Thanks to John Snow we have the data in chronological order (i.e. as time series data), so the best way to see the whole picture is to visualize it and look at it the way he saw it while writing On the Mode of Communication of Cholera (1855).
From the previous interactive visualization, we can clearly see that the peak of the cholera outbreak happened before removing the handle and it was already in decline (downside trajectory) before the 8th of September 1854.
This different view on the data is very important because in case that we compare just absolute numbers this could lead us to wrong conclusion that removing the handle on Broad Street pump for sure stopped the outbreak, which is simply not true (it surely did help but did not stop the outbreak) and John Snow was aware of this (he just did what needed to be done and never aspired to become a hero).
But people love stories about heroes and other myths (definitely more than science or data science).
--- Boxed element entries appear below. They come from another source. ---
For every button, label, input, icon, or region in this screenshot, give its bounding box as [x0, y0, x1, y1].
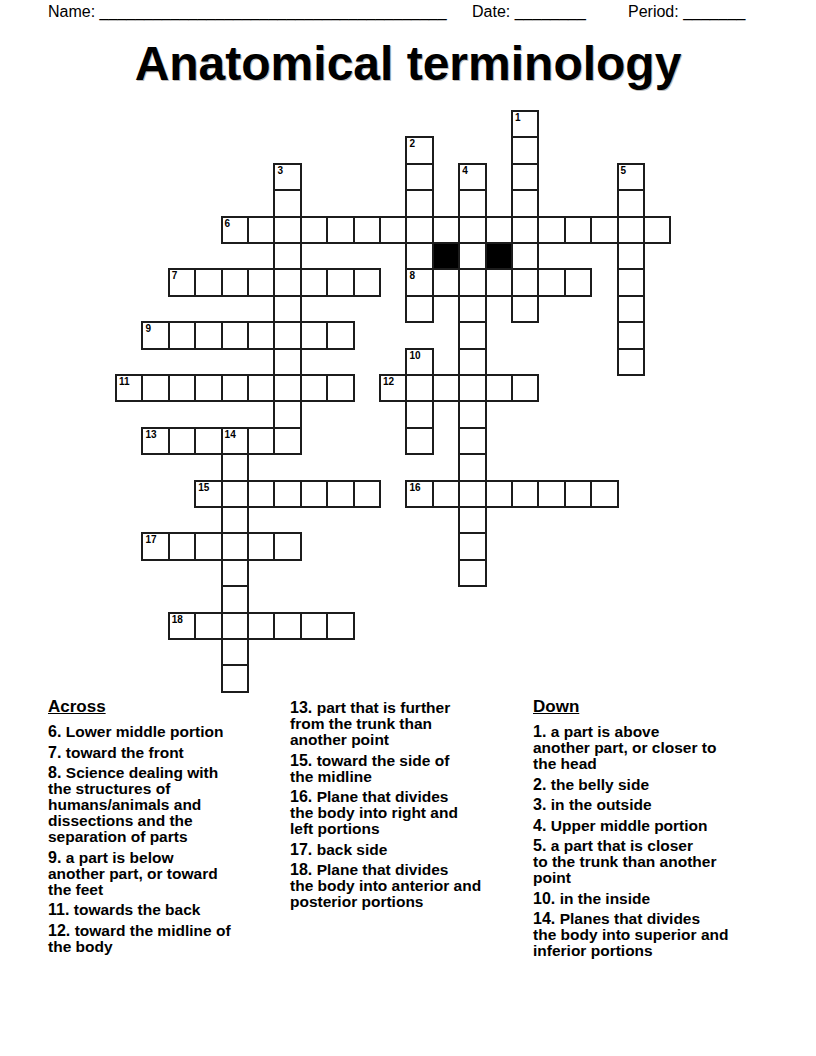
clue-text: Science dealing with the structures of h…: [48, 764, 218, 845]
clue-number: 13.: [290, 699, 317, 716]
clue-item: 3. in the outside: [533, 797, 795, 813]
clue-number: 14.: [533, 910, 560, 927]
clue-text: the belly side: [551, 776, 649, 793]
grid-cell[interactable]: 17: [141, 532, 169, 560]
cell-number: 5: [621, 165, 627, 176]
clue-item: 12. toward the midline of the body: [48, 923, 288, 955]
grid-cell[interactable]: [617, 216, 645, 244]
cell-number: 14: [225, 429, 236, 440]
grid-cell[interactable]: [405, 216, 433, 244]
grid-cell[interactable]: [221, 585, 249, 613]
grid-cell[interactable]: [590, 480, 618, 508]
grid-cell[interactable]: [458, 559, 486, 587]
grid-cell[interactable]: [273, 532, 301, 560]
grid-cell[interactable]: [247, 216, 275, 244]
grid-cell[interactable]: [564, 216, 592, 244]
grid-cell[interactable]: [458, 532, 486, 560]
grid-cell[interactable]: [326, 216, 354, 244]
clue-text: Plane that divides the body into anterio…: [290, 861, 481, 910]
name-blank-line[interactable]: _______________________________________: [100, 3, 447, 20]
grid-cell[interactable]: 3: [273, 163, 301, 191]
grid-cell[interactable]: [405, 189, 433, 217]
clue-text: toward the front: [66, 744, 184, 761]
grid-cell[interactable]: [353, 216, 381, 244]
grid-cell[interactable]: [221, 268, 249, 296]
grid-cell[interactable]: [432, 374, 460, 402]
cell-number: 4: [462, 165, 468, 176]
grid-cell[interactable]: [326, 612, 354, 640]
clue-item: 13. part that is further from the trunk …: [290, 700, 536, 748]
date-blank-line[interactable]: ________: [515, 3, 586, 20]
grid-cell[interactable]: [643, 216, 671, 244]
grid-cell[interactable]: [458, 374, 486, 402]
cell-number: 3: [277, 165, 283, 176]
grid-cell[interactable]: [617, 242, 645, 270]
grid-cell[interactable]: [458, 321, 486, 349]
blocked-cell: [432, 242, 460, 270]
grid-cell[interactable]: [564, 480, 592, 508]
grid-cell[interactable]: [617, 189, 645, 217]
grid-cell[interactable]: [405, 242, 433, 270]
clue-item: 5. a part that is closer to the trunk th…: [533, 838, 795, 886]
clue-number: 11.: [48, 901, 74, 918]
grid-cell[interactable]: [168, 427, 196, 455]
grid-cell[interactable]: [485, 480, 513, 508]
grid-cell[interactable]: [326, 480, 354, 508]
grid-cell[interactable]: [221, 321, 249, 349]
grid-cell[interactable]: [221, 638, 249, 666]
clue-number: 6.: [48, 723, 66, 740]
grid-cell[interactable]: [273, 400, 301, 428]
grid-cell[interactable]: [511, 295, 539, 323]
grid-cell[interactable]: [617, 321, 645, 349]
grid-cell[interactable]: [221, 532, 249, 560]
grid-cell[interactable]: [458, 348, 486, 376]
grid-cell[interactable]: [511, 242, 539, 270]
clue-number: 15.: [290, 752, 317, 769]
grid-cell[interactable]: [617, 295, 645, 323]
clue-item: 18. Plane that divides the body into ant…: [290, 862, 536, 910]
grid-cell[interactable]: [353, 268, 381, 296]
period-field: Period: _______: [628, 3, 745, 21]
grid-cell[interactable]: [511, 216, 539, 244]
cell-number: 9: [145, 323, 151, 334]
grid-cell[interactable]: [405, 374, 433, 402]
clue-list-heading: Down: [533, 697, 795, 717]
grid-cell[interactable]: [432, 268, 460, 296]
clue-item: 14. Planes that divides the body into su…: [533, 911, 795, 959]
clue-item: 2. the belly side: [533, 777, 795, 793]
grid-cell[interactable]: [458, 189, 486, 217]
grid-cell[interactable]: [458, 400, 486, 428]
clue-item: 11. towards the back: [48, 902, 288, 918]
grid-cell[interactable]: [247, 427, 275, 455]
grid-cell[interactable]: 10: [405, 348, 433, 376]
clue-number: 7.: [48, 744, 66, 761]
grid-cell[interactable]: [221, 612, 249, 640]
grid-cell[interactable]: [300, 374, 328, 402]
grid-cell[interactable]: [379, 216, 407, 244]
grid-cell[interactable]: [405, 400, 433, 428]
grid-cell[interactable]: [537, 216, 565, 244]
grid-cell[interactable]: [458, 453, 486, 481]
crossword-grid: 123456789101112131415161718: [115, 110, 673, 694]
grid-cell[interactable]: [432, 216, 460, 244]
clue-item: 1. a part is above another part, or clos…: [533, 724, 795, 772]
grid-cell[interactable]: [458, 427, 486, 455]
grid-cell[interactable]: [221, 506, 249, 534]
grid-cell[interactable]: [537, 480, 565, 508]
cell-number: 16: [409, 482, 420, 493]
clue-item: 7. toward the front: [48, 745, 288, 761]
clue-list-heading: Across: [48, 697, 288, 717]
clue-text: towards the back: [74, 901, 201, 918]
grid-cell[interactable]: [194, 427, 222, 455]
grid-cell[interactable]: [485, 374, 513, 402]
grid-cell[interactable]: [273, 268, 301, 296]
grid-cell[interactable]: [273, 295, 301, 323]
clue-number: 4.: [533, 817, 551, 834]
grid-cell[interactable]: [485, 268, 513, 296]
grid-cell[interactable]: [194, 268, 222, 296]
clue-number: 8.: [48, 764, 66, 781]
clue-text: a part that is closer to the trunk than …: [533, 837, 716, 886]
grid-cell[interactable]: 7: [168, 268, 196, 296]
grid-cell[interactable]: [405, 295, 433, 323]
clue-number: 17.: [290, 841, 317, 858]
grid-cell[interactable]: [273, 348, 301, 376]
date-label: Date:: [472, 3, 510, 20]
grid-cell[interactable]: [326, 321, 354, 349]
grid-cell[interactable]: [273, 374, 301, 402]
grid-cell[interactable]: [247, 321, 275, 349]
grid-cell[interactable]: 8: [405, 268, 433, 296]
grid-cell[interactable]: [194, 612, 222, 640]
grid-cell[interactable]: [432, 480, 460, 508]
clue-number: 16.: [290, 788, 317, 805]
clue-number: 10.: [533, 890, 560, 907]
grid-cell[interactable]: 14: [221, 427, 249, 455]
clues-across-column: Across6. Lower middle portion7. toward t…: [48, 697, 288, 959]
grid-cell[interactable]: 11: [115, 374, 143, 402]
grid-cell[interactable]: [458, 480, 486, 508]
grid-cell[interactable]: [405, 427, 433, 455]
grid-cell[interactable]: [273, 189, 301, 217]
blocked-cell: [485, 242, 513, 270]
clue-text: Lower middle portion: [66, 723, 224, 740]
clue-item: 4. Upper middle portion: [533, 818, 795, 834]
clue-text: in the outside: [551, 796, 652, 813]
clue-number: 5.: [533, 837, 551, 854]
clue-number: 18.: [290, 861, 317, 878]
grid-cell[interactable]: [300, 612, 328, 640]
period-blank-line[interactable]: _______: [683, 3, 745, 20]
grid-cell[interactable]: 18: [168, 612, 196, 640]
grid-cell[interactable]: [247, 532, 275, 560]
grid-cell[interactable]: [300, 321, 328, 349]
grid-cell[interactable]: [168, 532, 196, 560]
grid-cell[interactable]: [247, 268, 275, 296]
cell-number: 10: [409, 350, 420, 361]
grid-cell[interactable]: [485, 216, 513, 244]
clue-item: 9. a part is below another part, or towa…: [48, 850, 288, 898]
grid-cell[interactable]: [273, 321, 301, 349]
clue-text: a part is above another part, or closer …: [533, 723, 716, 772]
clue-text: Planes that divides the body into superi…: [533, 910, 728, 959]
grid-cell[interactable]: [300, 268, 328, 296]
grid-cell[interactable]: 9: [141, 321, 169, 349]
grid-cell[interactable]: [273, 427, 301, 455]
clue-item: 6. Lower middle portion: [48, 724, 288, 740]
grid-cell[interactable]: [221, 453, 249, 481]
clue-text: toward the midline of the body: [48, 922, 231, 955]
cell-number: 17: [145, 534, 156, 545]
clue-item: 15. toward the side of the midline: [290, 753, 536, 785]
clues-down-column: Down1. a part is above another part, or …: [533, 697, 795, 964]
clue-number: 12.: [48, 922, 75, 939]
clue-item: 17. back side: [290, 842, 536, 858]
cell-number: 11: [119, 376, 130, 387]
date-field: Date: ________: [472, 3, 586, 21]
grid-cell[interactable]: [353, 480, 381, 508]
grid-cell[interactable]: [617, 268, 645, 296]
grid-cell[interactable]: [300, 216, 328, 244]
grid-cell[interactable]: 16: [405, 480, 433, 508]
cell-number: 1: [515, 112, 521, 123]
grid-cell[interactable]: 13: [141, 427, 169, 455]
cell-number: 6: [225, 218, 231, 229]
clue-item: 16. Plane that divides the body into rig…: [290, 789, 536, 837]
grid-cell[interactable]: [221, 559, 249, 587]
cell-number: 8: [409, 270, 415, 281]
cell-number: 13: [145, 429, 156, 440]
grid-cell[interactable]: [141, 374, 169, 402]
grid-cell[interactable]: [273, 216, 301, 244]
grid-cell[interactable]: [194, 532, 222, 560]
grid-cell[interactable]: [564, 268, 592, 296]
grid-cell[interactable]: [221, 664, 249, 692]
grid-cell[interactable]: 6: [221, 216, 249, 244]
clue-number: 2.: [533, 776, 551, 793]
clue-number: 9.: [48, 849, 66, 866]
grid-cell[interactable]: [194, 374, 222, 402]
grid-cell[interactable]: [221, 480, 249, 508]
grid-cell[interactable]: 15: [194, 480, 222, 508]
grid-cell[interactable]: [511, 189, 539, 217]
page-title: Anatomical terminology: [0, 36, 816, 91]
grid-cell[interactable]: 12: [379, 374, 407, 402]
grid-cell[interactable]: [511, 163, 539, 191]
clue-text: a part is below another part, or toward …: [48, 849, 218, 898]
grid-cell[interactable]: [458, 268, 486, 296]
cell-number: 2: [409, 138, 415, 149]
clue-item: 10. in the inside: [533, 891, 795, 907]
grid-cell[interactable]: [511, 268, 539, 296]
clues-across-continued-column: 13. part that is further from the trunk …: [290, 700, 536, 915]
grid-cell[interactable]: [326, 374, 354, 402]
grid-cell[interactable]: [458, 506, 486, 534]
grid-cell[interactable]: [458, 295, 486, 323]
grid-cell[interactable]: 5: [617, 163, 645, 191]
grid-cell[interactable]: [511, 480, 539, 508]
cell-number: 12: [383, 376, 394, 387]
clue-item: 8. Science dealing with the structures o…: [48, 765, 288, 845]
grid-cell[interactable]: [511, 136, 539, 164]
grid-cell[interactable]: [590, 216, 618, 244]
clue-number: 3.: [533, 796, 551, 813]
grid-cell[interactable]: 4: [458, 163, 486, 191]
grid-cell[interactable]: [511, 374, 539, 402]
grid-cell[interactable]: [273, 242, 301, 270]
grid-cell[interactable]: [247, 374, 275, 402]
grid-cell[interactable]: [273, 480, 301, 508]
grid-cell[interactable]: [194, 321, 222, 349]
grid-cell[interactable]: [221, 374, 249, 402]
cell-number: 18: [172, 614, 183, 625]
grid-cell[interactable]: [247, 612, 275, 640]
grid-cell[interactable]: [247, 480, 275, 508]
grid-cell[interactable]: [537, 268, 565, 296]
grid-cell[interactable]: [458, 216, 486, 244]
grid-cell[interactable]: [617, 348, 645, 376]
grid-cell[interactable]: [273, 612, 301, 640]
clue-text: back side: [317, 841, 388, 858]
grid-cell[interactable]: 1: [511, 110, 539, 138]
cell-number: 7: [172, 270, 178, 281]
grid-cell[interactable]: 2: [405, 136, 433, 164]
grid-cell[interactable]: [300, 480, 328, 508]
grid-cell[interactable]: [326, 268, 354, 296]
name-field: Name: __________________________________…: [48, 3, 447, 21]
clue-number: 1.: [533, 723, 551, 740]
period-label: Period:: [628, 3, 679, 20]
grid-cell[interactable]: [168, 321, 196, 349]
clue-text: in the inside: [560, 890, 650, 907]
name-label: Name:: [48, 3, 95, 20]
clue-text: Upper middle portion: [551, 817, 708, 834]
grid-cell[interactable]: [168, 374, 196, 402]
cell-number: 15: [198, 482, 209, 493]
grid-cell[interactable]: [405, 163, 433, 191]
grid-cell[interactable]: [458, 242, 486, 270]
According to John Snow's myth, he was the superhero who in two days defied their equals by hypothesizing that cholera was a waterborne disease. Despite no one listening to him, he bravely continued drawing his map, convinced local authorities to remove the handle of the infected water pump with his findings, and stopped the outbreak. John Snow saved the lives of many Londoners.
If we take a better look behind this story, we can find also the true John Snow, who was fighting the disease with limited tools and wanted to get proof that he was right and "knew something" about cholera. He just did what he could with limited time and always boiled his water before drinking.